Support Databricks Workload Identity Federation for GitHub tokens #933

hectorcast-db · 2025-03-21T08:57:24Z

What changes are proposed in this pull request?

This PR adds support for Databricks Workload Identity Federation using GitHub tokens. This allows users to use WIF from their GitHub Workflows and authenticate their workloads without long lived secrets.

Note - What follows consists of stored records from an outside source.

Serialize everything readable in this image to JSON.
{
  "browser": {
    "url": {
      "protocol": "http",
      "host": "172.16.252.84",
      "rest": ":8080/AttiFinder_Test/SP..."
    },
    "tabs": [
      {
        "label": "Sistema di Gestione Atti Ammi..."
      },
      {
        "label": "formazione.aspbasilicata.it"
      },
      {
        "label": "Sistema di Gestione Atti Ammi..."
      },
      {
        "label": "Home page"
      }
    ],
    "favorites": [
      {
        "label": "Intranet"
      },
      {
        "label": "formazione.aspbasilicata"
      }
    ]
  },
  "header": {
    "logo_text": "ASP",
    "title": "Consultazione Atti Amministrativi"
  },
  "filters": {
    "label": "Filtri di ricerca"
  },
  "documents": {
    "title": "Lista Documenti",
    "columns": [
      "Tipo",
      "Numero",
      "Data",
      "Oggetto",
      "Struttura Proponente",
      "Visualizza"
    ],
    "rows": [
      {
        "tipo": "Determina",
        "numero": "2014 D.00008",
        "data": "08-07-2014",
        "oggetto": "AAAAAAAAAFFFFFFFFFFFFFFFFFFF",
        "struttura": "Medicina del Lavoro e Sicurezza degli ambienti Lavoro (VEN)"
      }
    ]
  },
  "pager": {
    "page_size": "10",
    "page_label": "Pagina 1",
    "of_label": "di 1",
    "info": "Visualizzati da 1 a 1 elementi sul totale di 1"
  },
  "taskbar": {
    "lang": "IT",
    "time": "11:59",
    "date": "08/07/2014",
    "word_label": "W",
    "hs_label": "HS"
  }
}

This new credentials strategy is added to the DefaultCredentialsStrategy after the other Databricks Credentials Strategy and before cloud specific authentication methods.
WIF credentials uses a subset of configuration values of other Databricks authentication methods. By being added after them it ensures that WIF is not used when other Databricks authentication methods are configured.
WIF uses the Databricks client id, which is not used by cloud specific authentication methods. Therefore, it will not be used when cloud specific authentication methods are configured.

How is this tested?

Added tests.

renaudhartert-db

LGTM as soon as we have agreement on the auth_type name.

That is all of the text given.